Lewat CJF, Chris John Bertekad Melahirkan Petinju Kelas Dunia

Abdul Haris ยท Sabtu, 16 Maret 2019 - 18:16 WIB
Lewat CJF, Chris John Bertekad Melahirkan Petinju Kelas Dunia

Mantan petinju nasional Chris John (kiri) berharap Chris John Foundation (CJF) mampu melahirkan juara-juara dunia baru asal Indonesia. (Foto: IST)

JAKARTA, iNews.id – Mantan petinju nasional Chris John mendirikan Chris John Foundation (CJF) untuk mengembangkan terus olahraga tinju tanah air dan demi lahirnya juara-juara dunia baru asal Indonesia.

Petinju yang semasa aktif memiliki julukan The Dragon itu sangat prihatin dengan kondisi olahraga tinju di Tanah Air yang sangat minim prestasi di kancah internasional belakangan ini.

Menurut Chris John, setelah era Ellyas Pical hingga Daud Jordan, Indonesia tidak lagi mempunyai juara dunia tinju baru yang bisa dibanggakan serta menginspirasi anak-anak Indonesia.

“Bukan hanya tidak mempunyai juara dunia baru, tapi olahraga yang merakyat dan menjadi tontonan semua kalangan ini, sekarang benar-benar terpuruk," ujar Chris John, Jum'at (15/3/2019).

“Banyak atlet tinju profesional beralih profesi dan meninggalkan dunia tinju karena mereka tidak mempunyai masa depan yang pasti,”  ujar mantan petinju yang mencatatkan rekor sebagai juara dunia kelas bulu pertama yang berasal dari Indonesia.

Untuk itulah, pada 17 April 2017 lalu Chris John mendirikan sebuah yayasan yang bernama Chris John Foundation (CJF).
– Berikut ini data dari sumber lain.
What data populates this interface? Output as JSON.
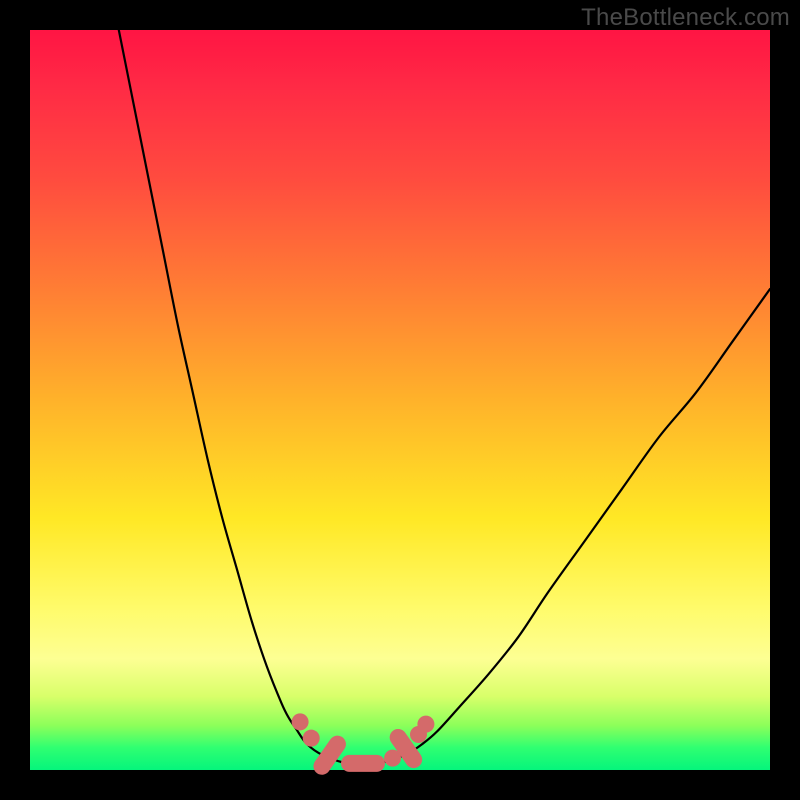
{
  "watermark": "TheBottleneck.com",
  "colors": {
    "frame": "#000000",
    "curve": "#000000",
    "marker": "#d46a6a",
    "gradient_stops": [
      "#ff1544",
      "#ff2b45",
      "#ff4b3f",
      "#ff7a35",
      "#ffb22a",
      "#ffe825",
      "#fffb6a",
      "#fdff93",
      "#d9ff6a",
      "#8cff5a",
      "#2fff71",
      "#05f57c"
    ]
  },
  "chart_data": {
    "type": "line",
    "title": "",
    "xlabel": "",
    "ylabel": "",
    "xlim": [
      0,
      100
    ],
    "ylim": [
      0,
      100
    ],
    "series": [
      {
        "name": "left-curve",
        "x": [
          12,
          14,
          16,
          18,
          20,
          22,
          24,
          26,
          28,
          30,
          32,
          34,
          35,
          36,
          37,
          38,
          39,
          40,
          41,
          42
        ],
        "y": [
          100,
          90,
          80,
          70,
          60,
          51,
          42,
          34,
          27,
          20,
          14,
          9,
          7,
          5.5,
          4,
          3,
          2.3,
          1.8,
          1.4,
          1.1
        ]
      },
      {
        "name": "valley-floor",
        "x": [
          42,
          43,
          44,
          45,
          46,
          47,
          48,
          49
        ],
        "y": [
          1.1,
          0.9,
          0.8,
          0.8,
          0.8,
          0.9,
          1.1,
          1.4
        ]
      },
      {
        "name": "right-curve",
        "x": [
          49,
          51,
          53,
          55,
          58,
          62,
          66,
          70,
          75,
          80,
          85,
          90,
          95,
          100
        ],
        "y": [
          1.4,
          2.2,
          3.5,
          5.2,
          8.5,
          13,
          18,
          24,
          31,
          38,
          45,
          51,
          58,
          65
        ]
      }
    ],
    "markers": [
      {
        "shape": "dot",
        "x": 36.5,
        "y": 6.5
      },
      {
        "shape": "dot",
        "x": 38.0,
        "y": 4.3
      },
      {
        "shape": "lozenge",
        "x": 40.5,
        "y": 2.0,
        "angle": -55
      },
      {
        "shape": "lozenge",
        "x": 45.0,
        "y": 0.9,
        "angle": 0
      },
      {
        "shape": "dot",
        "x": 49.0,
        "y": 1.6
      },
      {
        "shape": "lozenge",
        "x": 50.8,
        "y": 2.9,
        "angle": 55
      },
      {
        "shape": "dot",
        "x": 52.5,
        "y": 4.8
      },
      {
        "shape": "dot",
        "x": 53.5,
        "y": 6.2
      }
    ]
  }
}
Harapannya, yayasan ini bisa mencari, mendidik, membina dan melahirkan juara-juara dunia baru di bidang olahraga tinju.

Saat ini, Chris John menjelaskan, CJF sudah membuka salah satu sasana berlatih di Surabaya untuk mengembangkan talenta-talenta muda dari usia 10 hingga 15 tahun. Di yayasan ini juga, suami Anna Maria Megawati itu akan menarik kembali pelatih, mantan pelatih, atlet tinju yang masih aktif maupun yang sudah pensiun dari arena ring tinju untuk diberdayakan kembali.

“Salah satu obsesi saya ialah menjadikan tinju sebagai salah satu industri kreatif yang menghasilkan buat semua orang, baik berupa materi maupun prestasi," ucap Chris John.